Tratto dal Saggio “Da quando si è spenta la stella” di Alfredo Lama Libertà Edizioni

 

Marx nel 1857 in Per la critica dell’economia politica aveva indicato nel rapporto struttura-sovrastruttura una dipendenza organica di quest’ultima alla prima, legando ai rapporti di produzione la realtà storica. Marx intendeva dire che l’immensa sovrastruttura ossia le idee politiche, sociali, economiche ed estetiche altro non erano che il riflesso dei rapporti di produzione e a tale riflesso tutto il sapere come sovrastruttura si poteva ridurre e in qualche modo dedurre.
Lenin in Materialismo ed empiriocriticismo ribadiva l’analisi di Marx e riconosceva validità alla teoria del riflesso. Questo non nega che la sovrastruttura abbia un suo ruolo ed una sua importanza nella promozione del pensiero, in quanto i rapporti di produzione, che sono la struttura, sono influenzati e condizionati dalla realtà materiale e a loro volta, in qualche modo, sono il prodotto dell’influenza della sovrastruttura; rapporto dialettico tra struttura, sovrastruttura e rapporti di produzione.

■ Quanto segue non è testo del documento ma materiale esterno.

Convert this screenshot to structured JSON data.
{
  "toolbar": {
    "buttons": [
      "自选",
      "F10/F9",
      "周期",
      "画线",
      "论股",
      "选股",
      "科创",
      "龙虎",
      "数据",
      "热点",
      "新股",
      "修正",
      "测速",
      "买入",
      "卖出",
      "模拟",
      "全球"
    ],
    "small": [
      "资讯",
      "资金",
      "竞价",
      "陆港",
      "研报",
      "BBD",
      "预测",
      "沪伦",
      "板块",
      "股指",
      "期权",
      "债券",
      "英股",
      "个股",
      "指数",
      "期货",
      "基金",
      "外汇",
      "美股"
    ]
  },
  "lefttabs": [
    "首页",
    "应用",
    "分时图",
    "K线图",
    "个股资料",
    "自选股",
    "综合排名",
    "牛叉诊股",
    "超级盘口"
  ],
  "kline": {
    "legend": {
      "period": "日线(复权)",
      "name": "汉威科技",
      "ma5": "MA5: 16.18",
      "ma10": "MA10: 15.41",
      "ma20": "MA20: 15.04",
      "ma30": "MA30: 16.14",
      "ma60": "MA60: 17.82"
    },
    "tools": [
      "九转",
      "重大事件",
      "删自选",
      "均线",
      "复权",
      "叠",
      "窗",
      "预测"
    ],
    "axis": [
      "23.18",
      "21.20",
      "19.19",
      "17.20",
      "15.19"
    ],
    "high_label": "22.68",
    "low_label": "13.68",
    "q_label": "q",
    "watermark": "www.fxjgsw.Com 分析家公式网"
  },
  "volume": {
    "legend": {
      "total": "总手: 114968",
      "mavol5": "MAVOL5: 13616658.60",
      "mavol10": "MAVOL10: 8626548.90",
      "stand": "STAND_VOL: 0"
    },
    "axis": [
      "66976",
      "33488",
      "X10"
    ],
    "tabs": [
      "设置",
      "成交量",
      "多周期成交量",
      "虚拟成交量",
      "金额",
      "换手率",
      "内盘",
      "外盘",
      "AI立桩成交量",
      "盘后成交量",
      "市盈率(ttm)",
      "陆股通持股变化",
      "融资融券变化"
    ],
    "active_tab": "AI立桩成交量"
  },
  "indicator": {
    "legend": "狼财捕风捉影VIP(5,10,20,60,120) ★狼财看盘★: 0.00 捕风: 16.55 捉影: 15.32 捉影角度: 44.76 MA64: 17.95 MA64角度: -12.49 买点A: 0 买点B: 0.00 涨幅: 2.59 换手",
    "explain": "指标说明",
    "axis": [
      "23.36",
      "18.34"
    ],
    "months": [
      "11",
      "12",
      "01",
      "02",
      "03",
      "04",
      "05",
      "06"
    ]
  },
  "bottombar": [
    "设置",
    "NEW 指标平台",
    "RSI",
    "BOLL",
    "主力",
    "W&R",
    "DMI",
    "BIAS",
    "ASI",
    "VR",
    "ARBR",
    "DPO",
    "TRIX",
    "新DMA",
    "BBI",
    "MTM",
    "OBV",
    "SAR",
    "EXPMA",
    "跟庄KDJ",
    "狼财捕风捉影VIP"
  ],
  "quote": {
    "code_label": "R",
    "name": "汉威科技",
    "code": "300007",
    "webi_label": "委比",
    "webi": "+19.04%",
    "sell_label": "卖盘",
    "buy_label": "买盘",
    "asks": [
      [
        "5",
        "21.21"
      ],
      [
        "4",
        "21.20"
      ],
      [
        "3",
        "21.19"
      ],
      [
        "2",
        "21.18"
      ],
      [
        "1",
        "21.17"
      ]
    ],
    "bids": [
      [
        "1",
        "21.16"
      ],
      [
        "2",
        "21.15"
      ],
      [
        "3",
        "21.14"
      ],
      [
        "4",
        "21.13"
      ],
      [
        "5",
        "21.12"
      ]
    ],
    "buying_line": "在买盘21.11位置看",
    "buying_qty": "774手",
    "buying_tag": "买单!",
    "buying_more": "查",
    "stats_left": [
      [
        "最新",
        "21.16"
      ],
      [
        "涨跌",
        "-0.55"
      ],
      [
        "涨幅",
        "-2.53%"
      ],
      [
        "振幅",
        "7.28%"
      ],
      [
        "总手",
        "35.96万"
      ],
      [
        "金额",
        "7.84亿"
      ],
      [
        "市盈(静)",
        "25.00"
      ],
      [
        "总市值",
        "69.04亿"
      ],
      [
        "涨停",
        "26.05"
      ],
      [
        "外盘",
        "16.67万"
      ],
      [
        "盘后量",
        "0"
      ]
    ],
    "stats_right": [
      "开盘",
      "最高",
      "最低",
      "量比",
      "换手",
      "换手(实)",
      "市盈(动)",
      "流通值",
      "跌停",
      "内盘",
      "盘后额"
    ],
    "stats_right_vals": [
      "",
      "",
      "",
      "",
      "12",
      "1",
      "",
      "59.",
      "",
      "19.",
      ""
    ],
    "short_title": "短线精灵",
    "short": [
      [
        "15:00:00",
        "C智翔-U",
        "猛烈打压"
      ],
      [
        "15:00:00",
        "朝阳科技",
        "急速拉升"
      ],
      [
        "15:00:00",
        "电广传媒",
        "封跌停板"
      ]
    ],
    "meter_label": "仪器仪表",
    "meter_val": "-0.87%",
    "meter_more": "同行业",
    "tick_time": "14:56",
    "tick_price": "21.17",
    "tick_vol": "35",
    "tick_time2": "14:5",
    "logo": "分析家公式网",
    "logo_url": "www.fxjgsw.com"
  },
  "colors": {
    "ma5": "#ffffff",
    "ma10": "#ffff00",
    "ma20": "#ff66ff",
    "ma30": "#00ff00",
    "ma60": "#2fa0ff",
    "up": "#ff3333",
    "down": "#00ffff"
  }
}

Engels nell’Anti-Dühring si dilunga nel descrivere la relativa autonomia della sovrastruttura ricordando come nel modo di produzione asiatico e nella società schiavista sorgano le idee delle società divise in caste e della schiavitù, cosa questa non possibile nella società capitalista che sviluppa le idee dell’individuo e della persona. Engels ricorda come anche il Cristianesimo nasca come rivolta contro il modo schiavista di produzione ma poi, proprio in funzione della relativa autonomia della sovrastruttura, il Cristianesimo può essere di volta in volta ideologia del modo di produzione feudale ed anche capitalista. La filosofia marxista ha approfondito il tema in varie parti della sua elaborazione, ricordiamo il sovietico Ilienkov che in Dialettica dell’astratto e del concreto nel Capitale di Marx ricava dalla struttura logica del Capitale le categorie logiche fondamentali della gnoseologia e del principio della realtà. Il concetto stesso di giustizia è stato oggetto dell’opera di Marx Critica alla filosofia hegeliana del diritto pubblico (1844) e dei Manoscritti economico-filosofici dello stesso anno. Per scendere dall’empireo delle categorie universali e astratte, per calarsi nel ruolo concreto della giustizia e degli strumenti di controllo sociale occorre ricordare come, per Marx, la giustizia non esista come categoria universale ma sia dipendente dagli interessi di classe che essa, dunque, difende nell’ambito della società capitalista come in tutte le società divise in classe, nelle quali la giustizia non è posta come ideale universale ma come concreto interesse delle classi sfruttatrici.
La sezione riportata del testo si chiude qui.